First, because PAF research usually estimates RRs based on case–control or prospective cohort studies, information about the RRs for every risk factor-disease pair is difficult to obtain. Consequently, RRs are assumed to be universal, and the RR from one population has been applied to many other populations, albeit cautiously . However, the RR may differ across populations and time periods, which can be characterized by varying exposure levels. In this study, we directly calculated the RRs of disease-specific mortality rates by age, gender, and time period based on nationally representative data rather than by applying the RRs of other populations. Furthermore, we considered differences according to the level of exposure. We divided the lower education level into two groups, middle school graduates or less and high school graduates, because those with a middle school education or less are expected to have a higher risk for mortality than high school graduates. These methods allowed us to estimate the PAF of low education more precisely. However, a numerator-denominator bias may affect education-specific mortality rates based on unlinked data for the numerator and the denominator, possibly yielding biased educational mortality differentials. Second, in terms of current levels of exposure, we chose periods of analysis based on census years, and the distribution of the population in terms of educational level was estimated directly for a given census year. Since a census is an official survey of the population of a country, it is suitable for estimating the current levels of educational attainment of a population. This approach constitutes a strength of this study.
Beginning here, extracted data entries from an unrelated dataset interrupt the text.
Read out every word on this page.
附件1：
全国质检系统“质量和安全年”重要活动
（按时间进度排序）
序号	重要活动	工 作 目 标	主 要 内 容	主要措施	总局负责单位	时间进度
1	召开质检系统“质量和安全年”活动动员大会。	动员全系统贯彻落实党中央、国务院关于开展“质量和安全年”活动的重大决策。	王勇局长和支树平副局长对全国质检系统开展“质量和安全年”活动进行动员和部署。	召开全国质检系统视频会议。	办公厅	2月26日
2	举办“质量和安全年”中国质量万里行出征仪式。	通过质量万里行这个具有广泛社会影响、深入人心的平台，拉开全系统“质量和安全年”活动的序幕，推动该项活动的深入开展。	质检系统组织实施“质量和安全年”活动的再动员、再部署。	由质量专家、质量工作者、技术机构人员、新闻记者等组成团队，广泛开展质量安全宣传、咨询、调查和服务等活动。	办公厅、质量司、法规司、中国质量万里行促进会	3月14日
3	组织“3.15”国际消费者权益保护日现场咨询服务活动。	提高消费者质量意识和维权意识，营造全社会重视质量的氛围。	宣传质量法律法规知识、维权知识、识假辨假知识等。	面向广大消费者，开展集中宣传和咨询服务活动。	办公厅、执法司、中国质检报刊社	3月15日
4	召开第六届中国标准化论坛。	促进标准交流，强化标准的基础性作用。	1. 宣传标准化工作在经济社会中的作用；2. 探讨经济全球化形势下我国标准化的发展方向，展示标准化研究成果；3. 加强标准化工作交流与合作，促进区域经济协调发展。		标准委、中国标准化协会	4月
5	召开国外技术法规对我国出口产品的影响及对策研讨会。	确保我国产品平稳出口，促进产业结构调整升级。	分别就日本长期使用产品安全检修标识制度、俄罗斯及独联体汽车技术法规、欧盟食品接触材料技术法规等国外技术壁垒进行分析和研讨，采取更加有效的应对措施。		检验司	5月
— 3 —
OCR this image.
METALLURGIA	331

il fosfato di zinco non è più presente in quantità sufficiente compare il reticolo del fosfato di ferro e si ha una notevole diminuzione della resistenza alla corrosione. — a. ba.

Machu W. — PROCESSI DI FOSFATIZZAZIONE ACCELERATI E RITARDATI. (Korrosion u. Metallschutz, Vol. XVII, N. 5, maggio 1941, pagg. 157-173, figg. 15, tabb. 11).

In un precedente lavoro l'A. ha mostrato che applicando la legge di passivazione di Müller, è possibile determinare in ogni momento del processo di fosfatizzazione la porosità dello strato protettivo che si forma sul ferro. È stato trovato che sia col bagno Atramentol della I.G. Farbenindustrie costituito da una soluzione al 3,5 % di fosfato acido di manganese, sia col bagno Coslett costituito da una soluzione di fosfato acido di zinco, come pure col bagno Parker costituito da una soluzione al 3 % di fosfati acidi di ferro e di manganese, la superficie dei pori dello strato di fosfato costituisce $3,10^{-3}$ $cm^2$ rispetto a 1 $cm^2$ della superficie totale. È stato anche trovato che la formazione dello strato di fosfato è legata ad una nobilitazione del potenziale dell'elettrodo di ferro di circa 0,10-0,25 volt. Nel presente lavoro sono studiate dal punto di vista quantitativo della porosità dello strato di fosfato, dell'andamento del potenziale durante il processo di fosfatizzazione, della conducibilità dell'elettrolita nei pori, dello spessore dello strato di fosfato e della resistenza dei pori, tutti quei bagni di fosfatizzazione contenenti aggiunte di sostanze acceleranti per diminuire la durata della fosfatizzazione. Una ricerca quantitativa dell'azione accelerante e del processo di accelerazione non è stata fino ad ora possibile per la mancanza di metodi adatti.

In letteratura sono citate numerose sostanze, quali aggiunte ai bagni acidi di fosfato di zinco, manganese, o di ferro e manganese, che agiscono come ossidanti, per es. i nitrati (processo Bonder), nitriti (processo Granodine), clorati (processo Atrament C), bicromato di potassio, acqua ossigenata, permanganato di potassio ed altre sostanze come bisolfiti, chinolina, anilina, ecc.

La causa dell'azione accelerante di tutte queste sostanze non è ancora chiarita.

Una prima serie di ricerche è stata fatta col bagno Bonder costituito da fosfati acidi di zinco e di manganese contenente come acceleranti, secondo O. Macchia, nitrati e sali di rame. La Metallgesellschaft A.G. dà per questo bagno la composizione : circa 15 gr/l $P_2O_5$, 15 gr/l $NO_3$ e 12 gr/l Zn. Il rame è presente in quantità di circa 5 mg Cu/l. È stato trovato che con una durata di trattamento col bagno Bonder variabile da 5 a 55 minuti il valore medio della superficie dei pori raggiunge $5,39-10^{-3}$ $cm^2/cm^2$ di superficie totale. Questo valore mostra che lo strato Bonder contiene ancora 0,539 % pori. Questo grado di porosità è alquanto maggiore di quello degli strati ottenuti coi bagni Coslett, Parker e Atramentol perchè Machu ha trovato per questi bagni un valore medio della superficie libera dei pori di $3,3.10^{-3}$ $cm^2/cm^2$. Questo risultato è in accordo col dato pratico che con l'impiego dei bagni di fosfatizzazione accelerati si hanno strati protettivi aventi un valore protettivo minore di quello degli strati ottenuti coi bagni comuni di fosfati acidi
Third, with regard to the counterfactual distribution of exposure, education, which was used as the indicator of SEP, is an ordinal variable. Thus, the theoretically minimum risk distribution would be found among those who had achieved the highest level of education, a doctorate. However, we chose to use the group with at least a college education as reflective of the theoretically minimum risk distribution because of limitations in the available data for levels higher than college graduation. As a result, we might have underestimated the PAF of low education.